Una cosa che colpisce, appena si scende dal traghetto, è il profumo di erbe aromatiche (salvia, origano…) che si respira. E di questo profumo, in moto, è facile goderne.
Faccio un break di pochi minuti tagliando a Cres paese, passando difronte all’appartamento dove ho passato diverse estati di diversi anni fa…. un break che mi serve per rallentare un attimo.. per poi riprendere, in direzione di Martinscica, distante una ventina di km.
La strada è sicuramente meno impegnativa e, rispetto ad una ventina di anni fa, molto più larga e comoda.

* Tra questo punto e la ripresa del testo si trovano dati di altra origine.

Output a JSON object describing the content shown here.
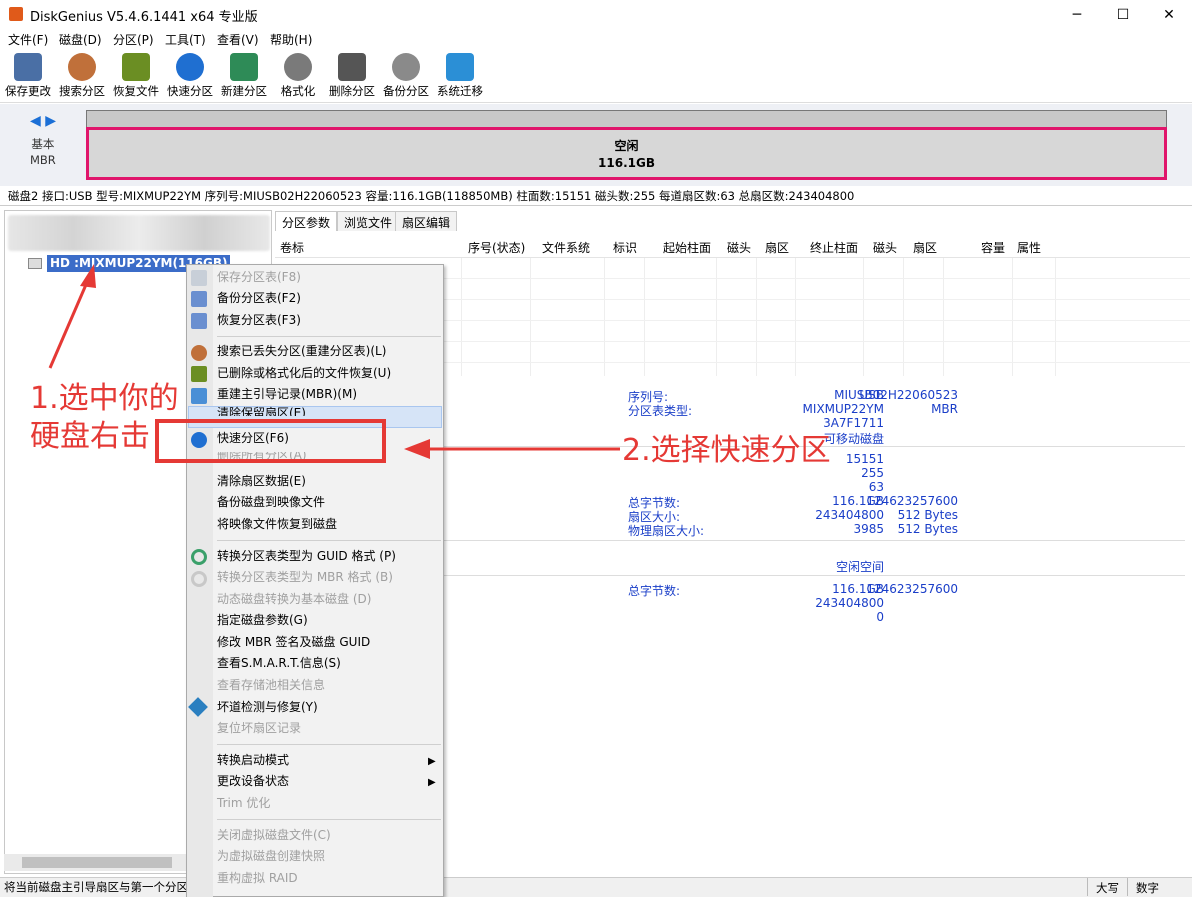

Tutto ciò però a discapito dei bei muretti a secco che costeggiavano tutta la strada, da quando si scendeva dal traghetto fino all’Isola di Lussino, una ottantina di km più in la (e separata dall’Isola di Cherso da un ponte girevole che, se non erro, era quello che si trovava una volta a Trieste al posto di Ponte Rosso..).

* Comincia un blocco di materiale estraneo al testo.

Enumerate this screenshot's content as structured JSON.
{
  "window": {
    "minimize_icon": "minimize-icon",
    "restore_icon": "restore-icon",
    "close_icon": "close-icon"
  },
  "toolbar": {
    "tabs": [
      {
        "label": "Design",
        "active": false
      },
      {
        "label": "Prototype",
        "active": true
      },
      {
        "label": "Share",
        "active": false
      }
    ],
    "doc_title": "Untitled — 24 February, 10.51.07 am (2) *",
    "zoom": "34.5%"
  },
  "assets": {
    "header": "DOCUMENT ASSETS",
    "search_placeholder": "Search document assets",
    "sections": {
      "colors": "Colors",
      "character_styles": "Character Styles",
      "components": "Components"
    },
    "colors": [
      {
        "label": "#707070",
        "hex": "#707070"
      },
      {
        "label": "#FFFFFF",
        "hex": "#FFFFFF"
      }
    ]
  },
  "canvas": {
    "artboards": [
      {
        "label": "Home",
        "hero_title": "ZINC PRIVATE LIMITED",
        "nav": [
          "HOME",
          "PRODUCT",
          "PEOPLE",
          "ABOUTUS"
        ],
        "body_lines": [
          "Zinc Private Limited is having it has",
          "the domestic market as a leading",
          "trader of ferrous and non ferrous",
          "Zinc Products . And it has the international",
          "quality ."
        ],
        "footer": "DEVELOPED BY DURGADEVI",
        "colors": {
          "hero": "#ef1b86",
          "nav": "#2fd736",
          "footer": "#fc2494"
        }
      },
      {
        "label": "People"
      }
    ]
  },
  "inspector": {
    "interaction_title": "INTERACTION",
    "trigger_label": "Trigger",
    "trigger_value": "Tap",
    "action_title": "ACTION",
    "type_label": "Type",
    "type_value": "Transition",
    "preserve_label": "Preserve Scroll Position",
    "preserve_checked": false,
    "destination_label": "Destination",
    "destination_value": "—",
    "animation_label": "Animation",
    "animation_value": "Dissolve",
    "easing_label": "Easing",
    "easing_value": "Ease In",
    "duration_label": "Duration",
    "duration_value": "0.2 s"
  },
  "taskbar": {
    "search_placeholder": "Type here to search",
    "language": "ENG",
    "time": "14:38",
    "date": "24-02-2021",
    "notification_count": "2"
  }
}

Giro a destra, verso Martinscica, abbandonando la comoda strada principale.
Cres, la torre del Orologio
La luce degli abbaglianti va e viene, trovando come ostacolo i vari dossi che la moto incontra lungo la strada.
Due “serpentine”, di quelle toste, mi mettono un attimo in crisi.. son bello che cotto…. arrivo nella piazzetta del paese che son le 22.30: 4 ore da Trieste per fare 170 km, con un ora di stop per aspettare il traghetto e una mezzora di attraversata.

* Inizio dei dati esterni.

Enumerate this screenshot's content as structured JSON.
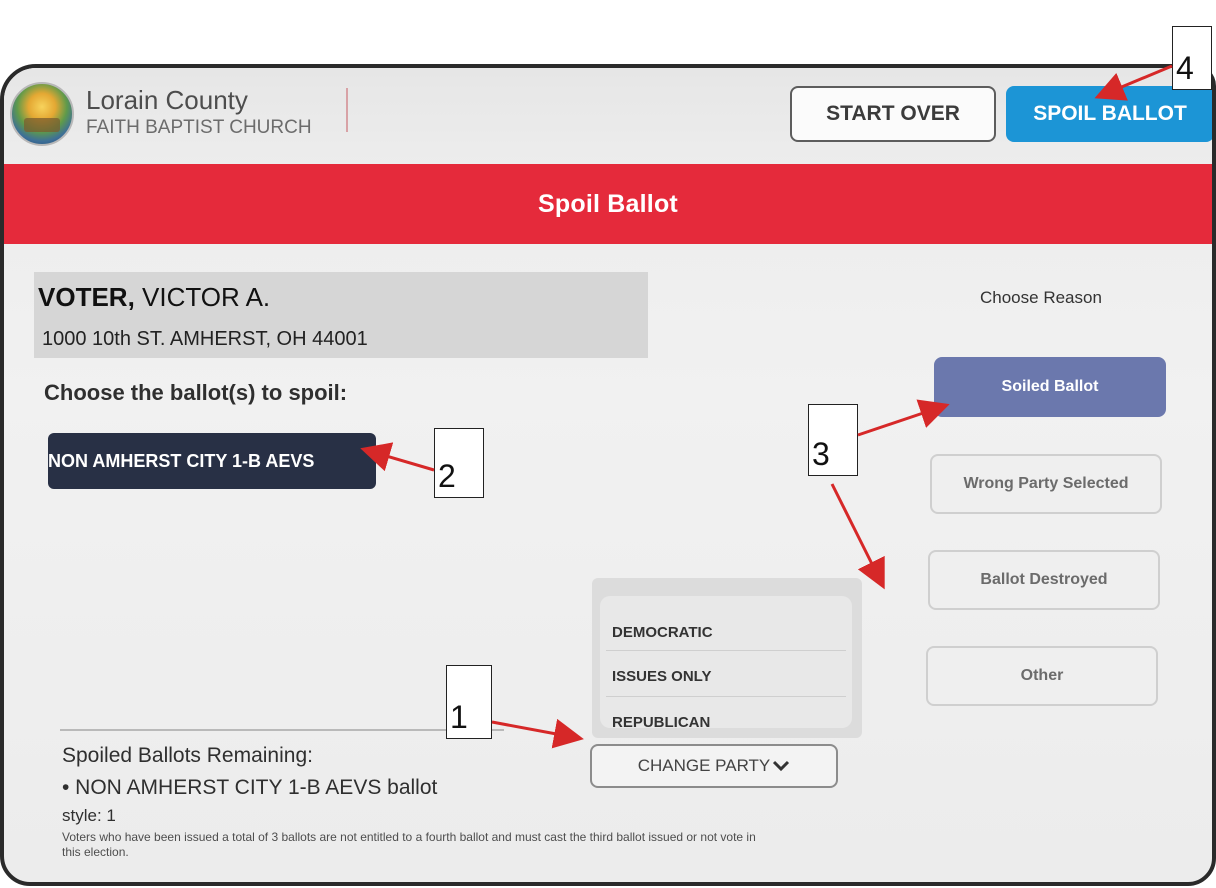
{
  "header": {
    "county": "Lorain County",
    "site": "FAITH BAPTIST CHURCH",
    "start_over_label": "START OVER",
    "spoil_ballot_label": "SPOIL BALLOT"
  },
  "title_band": "Spoil Ballot",
  "voter": {
    "last_name": "VOTER,",
    "first_name": "VICTOR A.",
    "address": "1000 10th ST. AMHERST, OH 44001"
  },
  "ballot_section": {
    "label": "Choose the ballot(s) to spoil:",
    "ballot_chip": "NON AMHERST CITY 1-B AEVS"
  },
  "reasons": {
    "label": "Choose Reason",
    "options": [
      "Soiled Ballot",
      "Wrong Party Selected",
      "Ballot Destroyed",
      "Other"
    ],
    "selected": "Soiled Ballot"
  },
  "party_dropdown": {
    "options": [
      "DEMOCRATIC",
      "ISSUES ONLY",
      "REPUBLICAN"
    ],
    "button_label": "CHANGE PARTY"
  },
  "remaining": {
    "title": "Spoiled Ballots Remaining:",
    "item": "• NON AMHERST CITY 1-B AEVS ballot",
    "style": "style: 1",
    "note": "Voters who have been issued a total of 3 ballots are not entitled to a fourth ballot and must cast the third ballot issued or not vote in this election."
  },
  "callouts": [
    "1",
    "2",
    "3",
    "4"
  ],
  "colors": {
    "title_band": "#e52a3b",
    "spoil_button": "#1c95d6",
    "selected_reason": "#6b78ad",
    "ballot_chip": "#283045",
    "arrow": "#d62828"
  }
}
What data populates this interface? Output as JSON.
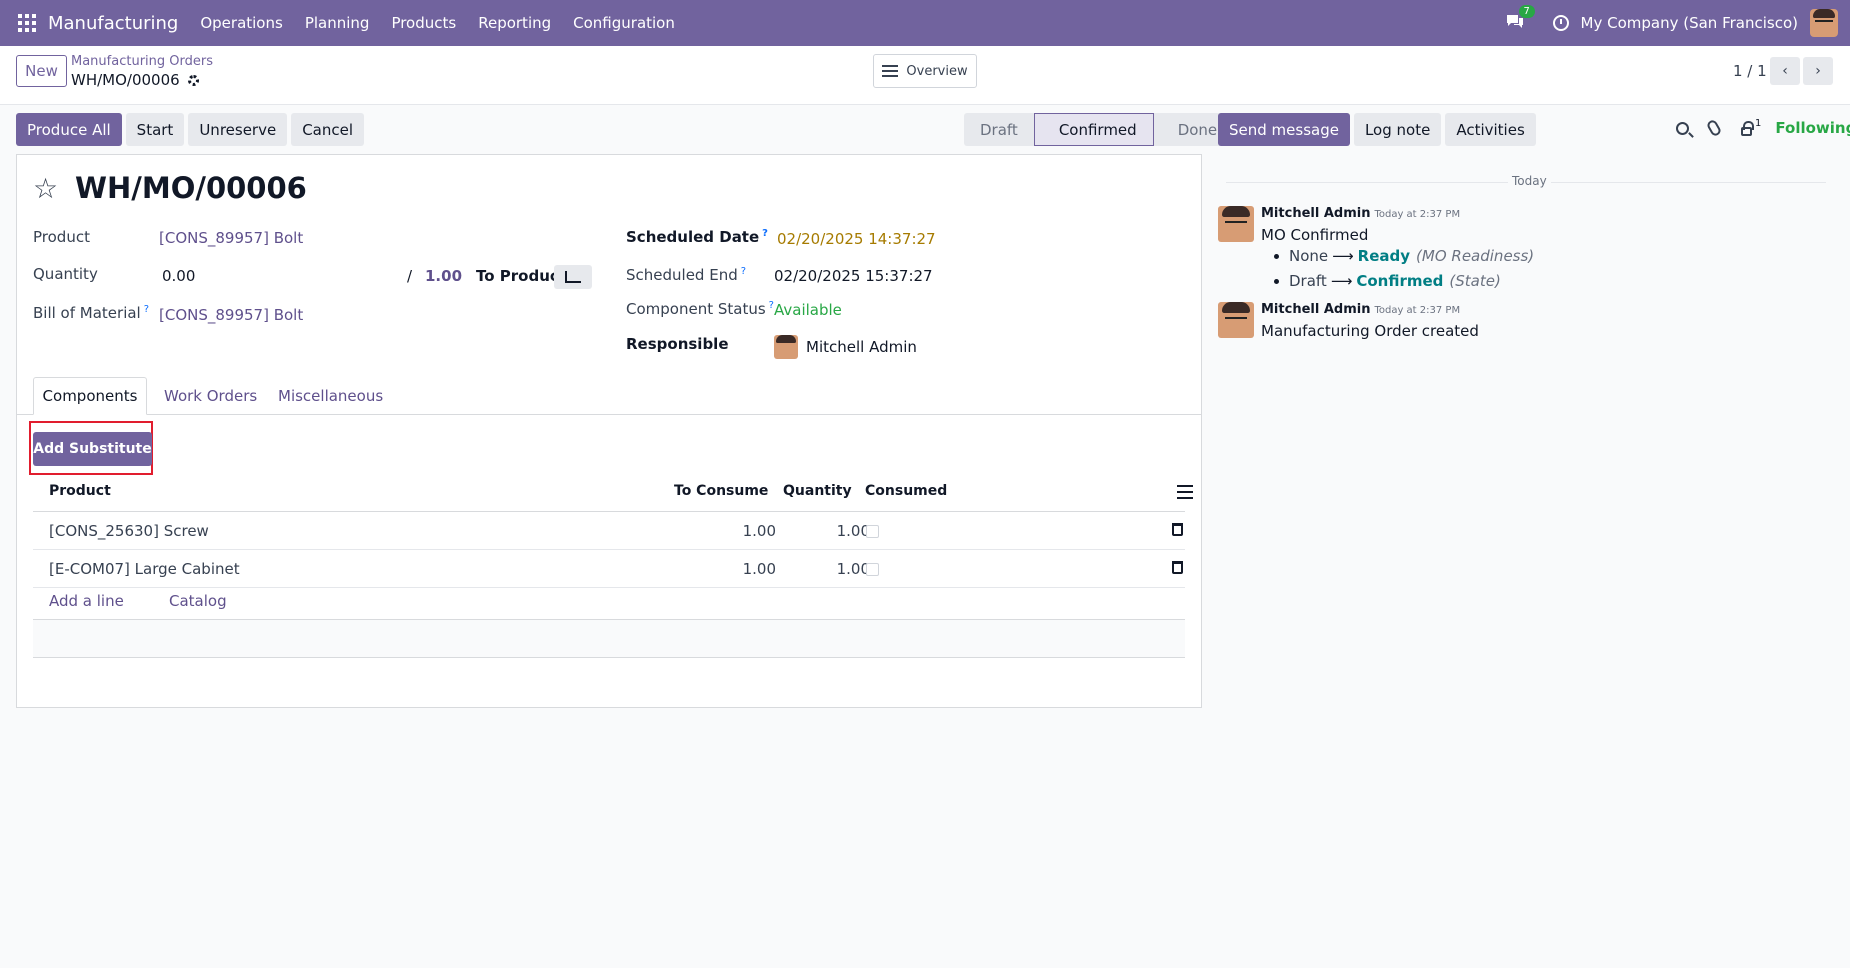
{
  "navbar": {
    "app_name": "Manufacturing",
    "menu": [
      "Operations",
      "Planning",
      "Products",
      "Reporting",
      "Configuration"
    ],
    "chat_badge": "7",
    "company": "My Company (San Francisco)",
    "color": "#71639e"
  },
  "control": {
    "new_label": "New",
    "breadcrumb_parent": "Manufacturing Orders",
    "breadcrumb_current": "WH/MO/00006",
    "overview_label": "Overview",
    "pager": "1 / 1"
  },
  "actions": {
    "produce_all": "Produce All",
    "start": "Start",
    "unreserve": "Unreserve",
    "cancel": "Cancel"
  },
  "status": {
    "stages": [
      "Draft",
      "Confirmed",
      "Done"
    ],
    "active": "Confirmed"
  },
  "form": {
    "title": "WH/MO/00006",
    "product_label": "Product",
    "product_value": "[CONS_89957] Bolt",
    "quantity_label": "Quantity",
    "quantity_value": "0.00",
    "quantity_sep": "/",
    "quantity_target": "1.00",
    "to_produce_label": "To Produce",
    "bom_label": "Bill of Material",
    "bom_value": "[CONS_89957] Bolt",
    "scheduled_date_label": "Scheduled Date",
    "scheduled_date_value": "02/20/2025 14:37:27",
    "scheduled_end_label": "Scheduled End",
    "scheduled_end_value": "02/20/2025 15:37:27",
    "component_status_label": "Component Status",
    "component_status_value": "Available",
    "responsible_label": "Responsible",
    "responsible_value": "Mitchell Admin",
    "help_mark": "?"
  },
  "tabs": [
    "Components",
    "Work Orders",
    "Miscellaneous"
  ],
  "components": {
    "add_substitute": "Add Substitute",
    "headers": {
      "product": "Product",
      "to_consume": "To Consume",
      "quantity": "Quantity",
      "consumed": "Consumed"
    },
    "rows": [
      {
        "product": "[CONS_25630] Screw",
        "to_consume": "1.00",
        "quantity": "1.00"
      },
      {
        "product": "[E-COM07] Large Cabinet",
        "to_consume": "1.00",
        "quantity": "1.00"
      }
    ],
    "add_line": "Add a line",
    "catalog": "Catalog"
  },
  "chatter": {
    "send_message": "Send message",
    "log_note": "Log note",
    "activities": "Activities",
    "follower_count": "1",
    "following": "Following",
    "date_separator": "Today",
    "messages": [
      {
        "author": "Mitchell Admin",
        "time": "Today at 2:37 PM",
        "body": "MO Confirmed",
        "tracking": [
          {
            "old": "None",
            "new": "Ready",
            "field": "(MO Readiness)"
          },
          {
            "old": "Draft",
            "new": "Confirmed",
            "field": "(State)"
          }
        ]
      },
      {
        "author": "Mitchell Admin",
        "time": "Today at 2:37 PM",
        "body": "Manufacturing Order created"
      }
    ]
  }
}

Faccio un saluto volante all’amica Valentina (che è qui con la sorella Michela e bimbi al seguito), per poi, subito dopo, affrontare la parte più difficile: sistemare la tenda nel campeggio Slatina, poco distante dal paese, con la luce della torcia a led che mi ha fatto compagnia in tante gare e allenamenti di corsa….
Monto la tenda e vado a dormire. Già, dormire… mica facile con il rumore dei tuoni e della pioggia che puntuale arriva e, soprattutto, con l’inutilità del dormibene in neoprene…. mi immagino un giro più lungo e faticoso, no, sta roba in neoprene non va proprio… dormo malissimo…
Cres
Al mattino c’è, incredibilmente, il sole…. La giornata passa veloce, godendo della compagnia della “gang della Vale”, del sole, della spettacolare vista che si ha dal paese di Lubenice (e della sua meravigliosa spiaggia, raggiungibile da un ripido sentiero) e da una buona cena a Cres….
Cres, il Mandracchio
Si potrebbe definire, la giornata passata, come una giornata rilassante…. incredibile!
Altra notte in tenda e altro diluvio universale: c’è parecchio vento, temo che mi ribalti la moto… dormo meglio della prima notte, evidentemente è solo una questione di abitudine…
Smonto rapido la tenda (45 minuti per smontarla e caricar la moto…), pago il campeggio, scrocco tre caffè (..belli zuccherati…
) alla Vale e lascio la tranquilla Martinscica.
Verso Trieste: la baia di Cres.. e un meteo non proprio ideale…
Dopo nemmeno un minuto inizia a diluviare: la pioggia mi accompagnerà per tutta l’isola per essere sostituita, appena sceso sulla costa, da una bora forte che, al traverso, si farà sentire…
..arrivo a Trieste soddisfatto di questo primo giro e, soprattutto, della mia Transalp. E, adesso, ragioniamo su qualcosa di più “impegnativo”….
.. la “signora”…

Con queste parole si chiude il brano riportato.